Invisible reassortment. This figure is an example of an invisible type of reassortment event that arises when a reassortment event either occurs in an unsampled part of the population or is replaced by a later reassortment event in the sampled part of the population. Trees are measured in arbitrary time units increasing from left to right. The full infection history a), first-infection tree b), segment trees c), and ARGs d) are shown. The vertical gray dashed line indicates the time of that reassortment event.

Fig. 4.

Inaccurate reassortment. This figure is an example of an inaccurate reassortment event that arises when both children of a reassortment event are sampled creating a node in the segment tree that was caused by reassortment and not a new infection. The full infection history a), first-infection tree b), segment trees c), and ARGs d) are shown. The vertical gray dashed line indicates the time of that reassortment event and in d), the black dotted lines indicate an actual or inferred reassortment in the population.

Fig. 5.

Reversed reassortment. This figure is an example of a reversed reassortment event that arises when only one child of a reassortment event is sampled, creating the need for a trifrucating node in the ARG. The full infection history a), first-infection tree b), segment trees c), and ARGs d) are shown. The vertical gray dashed line indicates the time of that reassortment event and in d), the black dotted lines indicate an actual or inferred reassortment in the population.

Fig. 6.

Obscured reassortments.
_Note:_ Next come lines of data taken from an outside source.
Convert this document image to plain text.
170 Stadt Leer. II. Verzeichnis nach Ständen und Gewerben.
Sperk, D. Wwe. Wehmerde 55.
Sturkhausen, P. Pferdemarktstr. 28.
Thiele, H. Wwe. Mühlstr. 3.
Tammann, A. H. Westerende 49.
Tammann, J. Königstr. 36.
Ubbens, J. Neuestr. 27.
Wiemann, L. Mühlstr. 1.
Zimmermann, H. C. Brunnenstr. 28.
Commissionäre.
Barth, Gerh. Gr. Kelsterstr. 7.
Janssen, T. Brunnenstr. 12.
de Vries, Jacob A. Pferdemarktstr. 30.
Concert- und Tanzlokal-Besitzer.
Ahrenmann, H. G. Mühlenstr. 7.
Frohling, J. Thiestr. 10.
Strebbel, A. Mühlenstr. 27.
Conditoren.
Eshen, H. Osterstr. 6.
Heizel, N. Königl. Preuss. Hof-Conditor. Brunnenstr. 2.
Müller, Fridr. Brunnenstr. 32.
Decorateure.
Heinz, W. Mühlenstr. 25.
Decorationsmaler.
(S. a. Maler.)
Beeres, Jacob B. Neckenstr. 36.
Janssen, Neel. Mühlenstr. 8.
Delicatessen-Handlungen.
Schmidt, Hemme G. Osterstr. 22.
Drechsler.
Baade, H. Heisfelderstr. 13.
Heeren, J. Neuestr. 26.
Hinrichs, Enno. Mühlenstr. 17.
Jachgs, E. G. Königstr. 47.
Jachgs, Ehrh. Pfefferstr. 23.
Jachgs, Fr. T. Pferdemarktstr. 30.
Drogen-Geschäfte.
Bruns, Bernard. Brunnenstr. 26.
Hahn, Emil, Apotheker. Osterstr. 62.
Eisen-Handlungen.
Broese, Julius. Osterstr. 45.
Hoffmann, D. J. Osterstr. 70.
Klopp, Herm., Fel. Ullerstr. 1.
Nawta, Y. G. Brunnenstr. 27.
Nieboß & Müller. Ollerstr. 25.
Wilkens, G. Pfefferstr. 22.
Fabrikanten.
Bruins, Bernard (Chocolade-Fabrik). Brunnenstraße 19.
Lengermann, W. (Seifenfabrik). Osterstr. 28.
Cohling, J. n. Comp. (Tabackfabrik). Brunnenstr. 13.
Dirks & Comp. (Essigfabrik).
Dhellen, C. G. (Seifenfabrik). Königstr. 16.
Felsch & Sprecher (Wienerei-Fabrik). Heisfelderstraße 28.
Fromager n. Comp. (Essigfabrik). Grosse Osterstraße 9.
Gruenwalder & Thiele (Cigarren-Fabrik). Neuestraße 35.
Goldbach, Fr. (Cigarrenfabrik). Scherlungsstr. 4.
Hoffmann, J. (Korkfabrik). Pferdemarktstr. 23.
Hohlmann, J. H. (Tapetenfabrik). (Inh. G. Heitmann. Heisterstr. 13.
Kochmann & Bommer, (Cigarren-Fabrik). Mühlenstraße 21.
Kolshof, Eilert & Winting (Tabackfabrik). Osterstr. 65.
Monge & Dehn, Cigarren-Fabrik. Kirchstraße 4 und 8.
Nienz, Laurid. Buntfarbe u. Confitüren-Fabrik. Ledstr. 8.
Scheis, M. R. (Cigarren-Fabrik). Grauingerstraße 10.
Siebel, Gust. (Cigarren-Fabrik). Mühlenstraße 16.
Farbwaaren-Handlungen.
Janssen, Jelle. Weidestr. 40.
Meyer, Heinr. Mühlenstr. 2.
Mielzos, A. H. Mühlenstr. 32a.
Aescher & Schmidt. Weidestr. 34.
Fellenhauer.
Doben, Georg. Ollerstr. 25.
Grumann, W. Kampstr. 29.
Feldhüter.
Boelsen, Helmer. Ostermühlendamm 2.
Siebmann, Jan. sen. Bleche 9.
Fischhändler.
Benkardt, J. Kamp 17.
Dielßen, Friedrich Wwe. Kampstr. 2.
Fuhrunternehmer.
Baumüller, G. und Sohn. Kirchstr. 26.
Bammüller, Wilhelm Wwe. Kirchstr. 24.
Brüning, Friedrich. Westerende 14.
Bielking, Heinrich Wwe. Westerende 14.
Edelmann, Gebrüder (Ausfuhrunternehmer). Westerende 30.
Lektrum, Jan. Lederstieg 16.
This figure is an example of an obscured reassortment event that arises when both sampled segment trees contain reassortment events such that the first-infection tree no longer has the same structure as one of the segment trees. The full infection history a), first-infection tree b), segment trees c), and ARGs d) are shown. The vertical gray dashed line indicates the time of that reassortment event and in d), the black dotted lines indicate an actual or inferred reassortment in the population.

Fig. 7.

The frequency of the inaccuracy, reversion, and the obfuscation situations. Starting from population size $I=100$, the first infection rate is fixed at $\lambda =5$ and the effective removal rate is $\mu +\psi =5$, thus the expected population stays at $I=100$. The total reassortment rate ρ is the sum of the rates for each segment and the joint reassortment rate: $\rho ={\rho }_A+{\rho }_B+{\rho }_{AB}$, where ${\rho }_A:{\rho }_B=3:2$ and ${\rho }_{AB}=0$. Samples are taken sequentially at a constant rate ψ until 50 individuals in the population are sampled.

Fig. 8.

Fraction of correctly estimating the number of visible reassortments. With a constant expected population size $I=100$ and rates $\lambda =5$, $\mu =4.75$, $\psi =0.25$, and $\rho =0.2$, we simulated 100 sets of trees with 50 samples for each of the number of visible reassortments, ranging from 5 to 14. For each set, we computed the observed minimum number of reassortments and estimated the number of reassortments by the inferred MCC ARG from CoalRe and the ARG from TreeKnit, such that we computed the fraction of 100 simulated trees that estimate the number of visible reassortments correctly. Two reassortment schemes are used: in a), only segment A reassorts, ${\rho }_A=0.2$ and ${\rho }_B={\rho }_{AB}=0$; in b) and c), both segments reassort but not simultaneously, ${\rho }_A=0.12$, ${\rho }_B=0.08$, and ${\rho }_{AB}=0$. Two inference schemes are used: in a) and b), only segment trees are used for inference; in c), segment trees and the simulated first-infection tree are used.